The Pollock Family Farm, started by brothers Malcolm and Neil in 1921, receives Century Farm Award

One View Royal family is being honoured for putting in an honest century’s work.

The Pollock Family Farm started when brothers Malcolm and Neil Pollock bought 24 acres of land near the Six Mile Pub in View Royal from the Hudson Bay Company in 1921. Now more than 100 years later, their descendants are still growing fresh produce and are being honoured with a Century Farm Award by the province.

“We’ve really looked after the place. In 100 years there are no places that are eroded or poisoned,” said current owner David Pollock.

After buying the land, Malcolm – David’s grandfather – and Neil cleared it using horses, built four glass houses and got to work farming. The farm was known for its innovative work using glass houses to grow crops, according to a 1927 article in Farm and Home, a B.C. farm journal.

Throughout the years the farm has expanded and changed. In the 1930s, a farmhouse, barn and milk house were built and the farm was in full operation during the Great Depression and Second World War. Malcolm’s son Earl ran the farm for five decades between 1939 and 1990. In the 1970s, Earl sold the property the greenhouses were on – where Elements Casino Victoria now sits – and moved most of the farm work to its current location on Atkins Road.

Then came another generation in 1990 when Earl’s son David was added to the deed. David and his wife Ingelise started an apple orchard and berry crops, produced hay and beef, and grew a market garden. In 2003, David took over the Pollock Family Farm and continues to operate it today. The family can trace its farming roots back even further than the 1920s, with David being related to John Fenerty, who established a large farm in 1868 where the University of Victoria campus now sits.

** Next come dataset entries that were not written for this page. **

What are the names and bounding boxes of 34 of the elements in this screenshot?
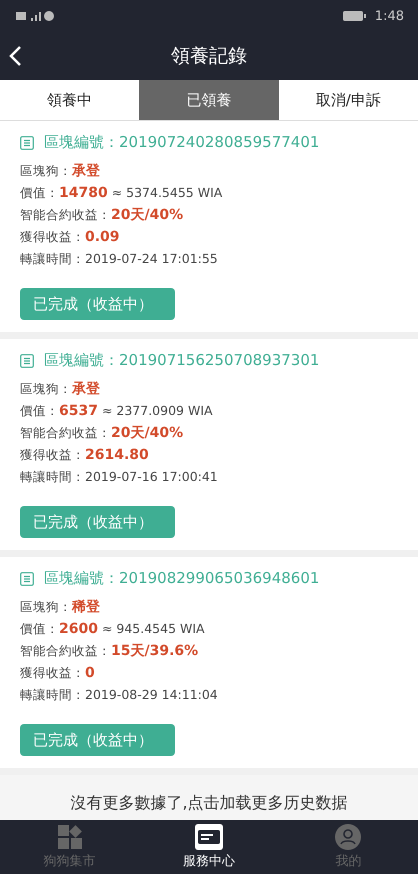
status-time: 1:48 [374,8,404,24]
dog-line: 區塊狗：承登 [20,162,101,181]
page-title: 領養記錄 [171,44,247,69]
dog-line: 區塊狗：承登 [20,380,101,399]
nav-label: 服務中心 [182,853,235,870]
nav-label: 我的 [335,853,362,870]
contract-line: 智能合約收益：20天/40% [20,424,184,443]
earned-line: 獲得收益：2614.80 [20,446,150,465]
nav-item[interactable]: 服務中心 [139,820,279,874]
time-line: 轉讓時間：2019-08-29 14:11:04 [20,686,219,704]
time-line: 轉讓時間：2019-07-24 17:01:55 [20,250,219,268]
earned-line: 獲得收益：0.09 [20,228,121,247]
block-number: 區塊編號：201907156250708937301 [44,351,320,370]
signal-icon [16,10,56,22]
tab[interactable]: 已領養 [139,80,279,120]
contract-line: 智能合約收益：20天/40% [20,206,184,225]
earned-line: 獲得收益：0 [20,664,96,683]
battery-icon [342,10,367,22]
list-icon [20,572,34,586]
card-icon [194,824,223,850]
list-icon [20,136,34,150]
value-line: 價值：14780 ≈ 5374.5455 WIA [20,184,224,203]
grid-icon [56,824,83,850]
nav-label: 狗狗集市 [44,853,96,870]
value-line: 價值：2600 ≈ 945.4545 WIA [20,620,206,639]
time-line: 轉讓時間：2019-07-16 17:00:41 [20,468,219,486]
block-number: 區塊編號：201908299065036948601 [44,569,320,588]
contract-line: 智能合約收益：15天/39.6% [20,642,200,661]
list-icon [20,354,34,368]
dog-line: 區塊狗：稀登 [20,598,101,617]
back-icon[interactable] [8,45,22,67]
value-line: 價值：6537 ≈ 2377.0909 WIA [20,402,214,421]
block-number: 區塊編號：201907240280859577401 [44,133,320,152]
user-icon [335,824,362,850]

David is now in his 70s but has three children who will decide what to do with the farm – David said they’re interested in keeping it running. Small farms like his are a tricky business to make profitable nowadays but it’s important they continue for a number of reasons, he said.

“It depends on the nature of what you’re valuing: are you valuing money, currency? Or are you valuing the way life? Small farms were the backbone of Canada’s way of life for a long time and that all kind of changed.”

Food security can also become an issue as more small farms disappear.

“If we don’t keep operating farms like this we won’t have a local food supply and I think that would be very sad,” said David.

“I was born on Vancouver Island, I was born onto this property. I grew up with agriculture all around me because of my father’s connections, and friends. When I was a little boy, almost everybody with a big backyard had a prolific garden or cement greenhouses. There’s an awful lot of food being produced and you don’t see it anymore. Modern houses don’t have any yard to speak of. I think urban populations have forgotten where their food is coming from. If we lost the ferries, we’d be in trouble in two or three days.”